All of the 36 radioactive elements are disintegration products of one or the other of the two parent elements, uranium and thorium. They are arranged by the chemist in three series: namely, Uranium 1, Uranium 2 (the Actinium Series), and Thorium. In the first series there are known to be 15 transmutations of matter; in the second, 11; and in the third, 10. The periods of “half change”—the period required for one-half of a given quantity of a radioactive element to decompose—of the different radioactive elements vary all the way from thousands of millions of years for the longest lived primary elements—2.6x10¹⁰ years for thorium, 8x10⁹ for uranium 1—to .002 second for actinium A. In the case of radium itself, 1,670 years are demanded for the disintegration of half of any portion, according to the exact measurements of Profs. B. O. Boltwood and Ellen Gleditsch. The stable end product appears to be in each case an isotope of lead—leads having similar chemical properties but of different atomic weights (i.e., different atomic composition).

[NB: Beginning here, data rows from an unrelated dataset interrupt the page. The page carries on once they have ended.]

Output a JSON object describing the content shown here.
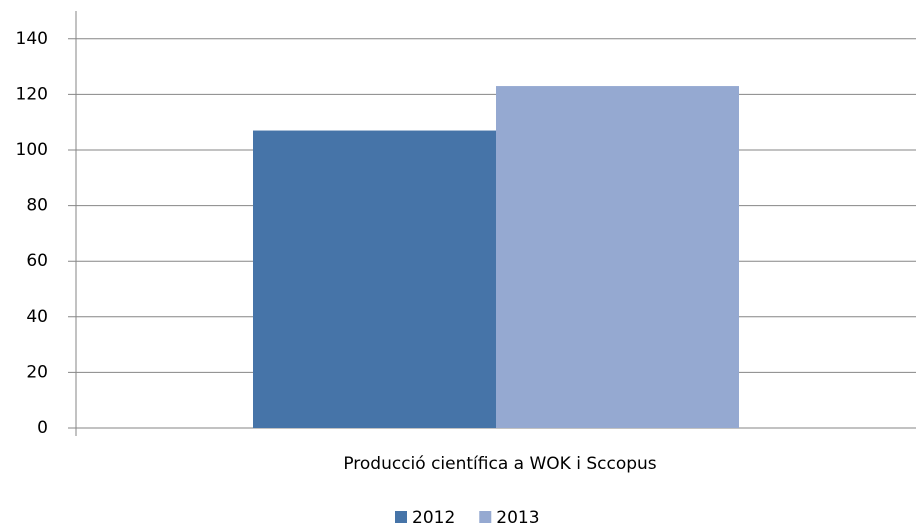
{
  "chart_data": {
    "type": "bar",
    "categories": [
      "Producció científica a WOK i Sccopus"
    ],
    "series": [
      {
        "name": "2012",
        "color": "#4674a8",
        "values": [
          107
        ]
      },
      {
        "name": "2013",
        "color": "#95a9d1",
        "values": [
          123
        ]
      }
    ],
    "ylim": [
      0,
      150
    ],
    "yticks": [
      0,
      20,
      40,
      60,
      80,
      100,
      120,
      140
    ],
    "grid": true,
    "legend": "bottom"
  }
}
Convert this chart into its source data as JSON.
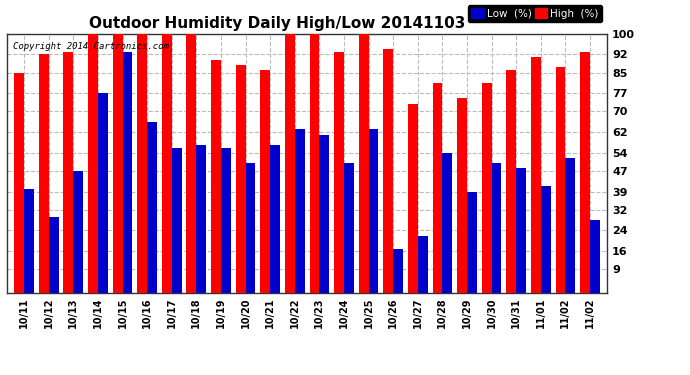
{
  "title": "Outdoor Humidity Daily High/Low 20141103",
  "copyright": "Copyright 2014 Cartronics.com",
  "categories": [
    "10/11",
    "10/12",
    "10/13",
    "10/14",
    "10/15",
    "10/16",
    "10/17",
    "10/18",
    "10/19",
    "10/20",
    "10/21",
    "10/22",
    "10/23",
    "10/24",
    "10/25",
    "10/26",
    "10/27",
    "10/28",
    "10/29",
    "10/30",
    "10/31",
    "11/01",
    "11/02",
    "11/02"
  ],
  "high_values": [
    85,
    92,
    93,
    100,
    100,
    100,
    100,
    100,
    90,
    88,
    86,
    100,
    100,
    93,
    100,
    94,
    73,
    81,
    75,
    81,
    86,
    91,
    87,
    93
  ],
  "low_values": [
    40,
    29,
    47,
    77,
    93,
    66,
    56,
    57,
    56,
    50,
    57,
    63,
    61,
    50,
    63,
    17,
    22,
    54,
    39,
    50,
    48,
    41,
    52,
    28
  ],
  "high_color": "#ff0000",
  "low_color": "#0000cc",
  "bg_color": "#ffffff",
  "plot_bg_color": "#ffffff",
  "grid_color": "#bbbbbb",
  "yticks": [
    9,
    16,
    24,
    32,
    39,
    47,
    54,
    62,
    70,
    77,
    85,
    92,
    100
  ],
  "ymin": 9,
  "ymax": 100,
  "title_fontsize": 11,
  "legend_labels": [
    "Low  (%)",
    "High  (%)"
  ],
  "bar_width": 0.4
}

[A] See Shipley, Maynard, “Electricity and Life,” ch. vi., Little Blue Book No. 722.

Isotopes are groups of elements which cannot be distinguished (or separated from) one another by any known chemical methods, and which differ only in the atomic weights of the members of the group. In the radioactive groups, the various elements differ also in degree of stability of their atoms.

Chemists cannot actually weigh the mass of an atom of an element on a pair of scales, or by any other method. But if we put down 16 as the “atomic weight” of oxygen, and ascertain the “combining weight” (ratio) of hydrogen to oxygen, we can determine the “atomic weight” of hydrogen (1.008). (See Shipley, “The A B C of the Electron Theory of Matter,” p. 14, Little Blue Book, No. 603.) The ratio of the masses of any two elements in a chemical compound can be very accurately determined. Without going into the details here, it may be said that the relative weights of the atoms of any element can be determined to 0.01% in many cases (by chemical analysis and synthesis); while the actual weight of any atom has not yet been determined to better than 0.1%.